I've heard people mention that a "forward sale" is one way to get around this – they buy the shares now for a certain price and I transfer the shares later whenever it is possible.
It seems like this would constitute a violation of the stock option agreement, but I'm also told that a company would never sue an employee to take their shares away because "that would look bad".
So I'm just curious, has anyone done this? How do you feel about the risk?
I'm also just generally curious about the history / legality of transfer restrictions if anyone has any insights.
Thanks!
I'm also going to assume that, you're asking us for advice because you don't have the cash to pay a lawyer for a couple of hours of their time ;)
In this case, I suggest reading the OG literature: https://www.sec.gov/reportspubs/investor-publications/invest...
Find out if the state where your company is registered has rules that'll help you learn one way or another.
Personally, I think it's very fishy that a company would be allowed to sell a non-employee shares that they can't resell to someone else - I suspect that language in the options agreement is illegal.
Perhaps it is possible to sell your shares to the people "as is" - make it their problem, along with a full disclosure of the original options / stock sale agreement.
In any case, you'll need a competent lawyer's help in interpreting the options agreement, and the resale agreement, since the company is still private, so uhh... find the money to pay a lawyer.
Another approach is to try to push the issue harder with the controlling shareholders and Board.
Perhaps get together with your peers who also have non-transferrable stock, and even with the founders if they are in the same boat.

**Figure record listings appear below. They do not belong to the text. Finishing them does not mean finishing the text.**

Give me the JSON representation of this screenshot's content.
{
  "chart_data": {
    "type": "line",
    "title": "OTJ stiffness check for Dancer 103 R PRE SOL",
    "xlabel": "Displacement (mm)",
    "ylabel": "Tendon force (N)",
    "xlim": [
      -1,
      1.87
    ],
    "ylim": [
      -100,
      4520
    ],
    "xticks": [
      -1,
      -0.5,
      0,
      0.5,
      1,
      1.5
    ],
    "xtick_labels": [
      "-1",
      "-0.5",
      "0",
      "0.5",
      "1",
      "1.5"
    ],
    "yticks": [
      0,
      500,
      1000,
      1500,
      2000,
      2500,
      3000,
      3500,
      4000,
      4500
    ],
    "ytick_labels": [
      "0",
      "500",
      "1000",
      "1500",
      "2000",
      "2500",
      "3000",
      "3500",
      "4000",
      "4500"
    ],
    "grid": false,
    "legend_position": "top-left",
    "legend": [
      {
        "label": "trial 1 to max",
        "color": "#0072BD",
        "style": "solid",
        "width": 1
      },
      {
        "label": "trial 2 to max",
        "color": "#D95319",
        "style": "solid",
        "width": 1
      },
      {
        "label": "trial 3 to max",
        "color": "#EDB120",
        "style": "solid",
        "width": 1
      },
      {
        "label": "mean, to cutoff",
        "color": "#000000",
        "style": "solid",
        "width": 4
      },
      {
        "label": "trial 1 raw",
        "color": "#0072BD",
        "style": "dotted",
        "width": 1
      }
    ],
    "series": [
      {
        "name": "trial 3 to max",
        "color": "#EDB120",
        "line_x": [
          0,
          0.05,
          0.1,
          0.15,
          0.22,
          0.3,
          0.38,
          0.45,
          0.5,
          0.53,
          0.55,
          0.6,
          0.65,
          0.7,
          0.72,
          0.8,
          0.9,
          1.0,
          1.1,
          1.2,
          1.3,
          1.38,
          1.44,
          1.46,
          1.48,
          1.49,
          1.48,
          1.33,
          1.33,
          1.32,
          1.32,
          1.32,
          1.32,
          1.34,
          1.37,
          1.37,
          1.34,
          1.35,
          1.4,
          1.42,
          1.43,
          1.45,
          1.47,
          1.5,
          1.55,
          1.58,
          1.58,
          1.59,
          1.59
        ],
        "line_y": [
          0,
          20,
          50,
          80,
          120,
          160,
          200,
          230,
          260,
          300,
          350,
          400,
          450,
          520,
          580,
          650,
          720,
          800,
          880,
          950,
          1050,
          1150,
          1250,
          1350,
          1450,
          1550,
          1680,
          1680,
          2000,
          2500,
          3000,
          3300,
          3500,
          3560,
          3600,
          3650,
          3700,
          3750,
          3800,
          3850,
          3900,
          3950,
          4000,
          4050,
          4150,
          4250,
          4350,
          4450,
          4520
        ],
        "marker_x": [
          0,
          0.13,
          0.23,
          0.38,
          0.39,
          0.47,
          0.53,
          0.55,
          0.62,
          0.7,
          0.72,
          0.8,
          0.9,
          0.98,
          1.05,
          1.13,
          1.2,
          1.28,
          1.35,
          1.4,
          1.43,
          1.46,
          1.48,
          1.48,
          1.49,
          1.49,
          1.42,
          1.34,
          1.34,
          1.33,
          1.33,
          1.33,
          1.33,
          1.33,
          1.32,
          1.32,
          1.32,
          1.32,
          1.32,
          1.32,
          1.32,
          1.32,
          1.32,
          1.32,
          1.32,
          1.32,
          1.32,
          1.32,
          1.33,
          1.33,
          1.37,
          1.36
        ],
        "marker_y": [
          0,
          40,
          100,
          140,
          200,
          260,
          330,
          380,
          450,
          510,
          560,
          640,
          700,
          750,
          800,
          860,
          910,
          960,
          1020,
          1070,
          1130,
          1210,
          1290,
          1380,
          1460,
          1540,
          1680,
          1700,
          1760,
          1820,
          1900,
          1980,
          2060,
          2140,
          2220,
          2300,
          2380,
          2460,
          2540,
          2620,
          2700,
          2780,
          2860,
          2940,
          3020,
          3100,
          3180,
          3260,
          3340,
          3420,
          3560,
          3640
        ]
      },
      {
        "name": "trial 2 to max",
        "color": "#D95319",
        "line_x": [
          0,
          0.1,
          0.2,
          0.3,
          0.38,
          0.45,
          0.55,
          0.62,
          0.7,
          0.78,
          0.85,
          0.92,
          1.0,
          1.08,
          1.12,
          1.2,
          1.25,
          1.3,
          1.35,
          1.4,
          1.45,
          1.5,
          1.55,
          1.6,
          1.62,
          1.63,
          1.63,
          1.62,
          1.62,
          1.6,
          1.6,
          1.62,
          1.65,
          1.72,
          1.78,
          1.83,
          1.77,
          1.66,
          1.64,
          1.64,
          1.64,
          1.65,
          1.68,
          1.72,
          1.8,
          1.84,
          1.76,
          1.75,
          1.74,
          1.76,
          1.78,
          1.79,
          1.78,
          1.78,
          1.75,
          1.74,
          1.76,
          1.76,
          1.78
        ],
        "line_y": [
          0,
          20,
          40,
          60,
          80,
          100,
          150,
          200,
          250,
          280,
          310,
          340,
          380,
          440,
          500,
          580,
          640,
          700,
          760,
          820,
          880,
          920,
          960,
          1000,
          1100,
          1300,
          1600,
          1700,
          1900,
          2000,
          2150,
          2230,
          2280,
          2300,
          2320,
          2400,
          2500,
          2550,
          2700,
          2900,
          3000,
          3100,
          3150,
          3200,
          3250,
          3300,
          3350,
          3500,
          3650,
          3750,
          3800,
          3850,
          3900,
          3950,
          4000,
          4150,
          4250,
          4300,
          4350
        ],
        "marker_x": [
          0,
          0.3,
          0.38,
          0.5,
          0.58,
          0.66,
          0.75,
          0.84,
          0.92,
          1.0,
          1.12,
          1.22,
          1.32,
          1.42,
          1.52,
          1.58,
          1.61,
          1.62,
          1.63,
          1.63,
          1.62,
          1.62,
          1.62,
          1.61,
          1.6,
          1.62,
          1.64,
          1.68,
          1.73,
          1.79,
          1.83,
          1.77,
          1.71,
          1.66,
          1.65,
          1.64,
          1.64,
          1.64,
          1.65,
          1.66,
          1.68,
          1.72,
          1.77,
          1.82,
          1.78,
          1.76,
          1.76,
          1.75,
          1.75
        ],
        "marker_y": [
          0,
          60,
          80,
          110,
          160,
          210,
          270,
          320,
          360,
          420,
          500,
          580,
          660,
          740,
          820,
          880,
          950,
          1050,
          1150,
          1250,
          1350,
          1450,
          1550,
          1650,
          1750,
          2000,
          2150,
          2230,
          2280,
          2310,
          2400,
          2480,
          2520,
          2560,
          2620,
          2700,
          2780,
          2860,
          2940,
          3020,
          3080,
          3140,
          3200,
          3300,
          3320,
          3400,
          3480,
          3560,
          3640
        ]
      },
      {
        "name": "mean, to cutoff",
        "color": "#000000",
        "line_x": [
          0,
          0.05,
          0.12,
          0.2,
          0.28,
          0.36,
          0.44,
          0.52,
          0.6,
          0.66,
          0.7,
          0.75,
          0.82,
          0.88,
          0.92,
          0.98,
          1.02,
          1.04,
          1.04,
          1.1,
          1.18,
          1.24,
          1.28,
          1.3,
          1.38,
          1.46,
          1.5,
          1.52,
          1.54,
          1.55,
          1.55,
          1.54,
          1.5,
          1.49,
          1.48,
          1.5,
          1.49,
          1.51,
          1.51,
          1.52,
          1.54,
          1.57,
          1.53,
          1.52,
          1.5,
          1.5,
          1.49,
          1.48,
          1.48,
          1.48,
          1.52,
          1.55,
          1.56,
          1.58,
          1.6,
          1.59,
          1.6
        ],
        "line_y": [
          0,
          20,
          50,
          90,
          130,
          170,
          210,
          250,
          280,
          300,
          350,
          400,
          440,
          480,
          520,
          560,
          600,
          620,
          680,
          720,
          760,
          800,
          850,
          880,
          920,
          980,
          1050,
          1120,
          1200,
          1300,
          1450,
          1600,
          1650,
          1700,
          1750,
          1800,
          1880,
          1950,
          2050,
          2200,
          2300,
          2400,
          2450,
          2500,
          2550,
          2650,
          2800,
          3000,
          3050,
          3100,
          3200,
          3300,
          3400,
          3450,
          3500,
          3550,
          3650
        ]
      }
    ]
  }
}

If there is enough demand for sale, especially from current staff who are critical to the business, then you have a lot more bargaining power with the Board/lead investors.
Meanwhile if you can really get enough people (or $) interested in buying shares then the amounts at stake will be increasingly be material enough for the Board to take notice.
Smart investors would allow the shares to be traded (as secondaries), as keeping staff and former staff happy is smart long term. Not allowing trading devalues also the value of new options being issued to current staff, and I've seen later stage smarter firms blow up these rules and allow for share sales.
Have you tried asking the company to arrange a sale with a current investor that's interested in investing more?
My first and only experience in the startup world was made up entirely of crap like this. I got real tired of practically needing counsel to figure out my compensation.
I’m not sure the details but somehow it was possible to effectively transfer the shares low key and receive payment
You had vested options in a privately held company. I assume you chose to leave, forcing you to exercise those options or give them up. When exercising those options you had to know full well you were taking a gamble that you wouldn't be able to exit from your position. That's a choice you made.
So no, there's nothing unfair or hypocritical about this in the slightest. That's the risk of choosing to buy stock in a private entity, and it's a risk you take when joining a startup: the possibility that you might not get an exit, or the timing might be wrong for you personally.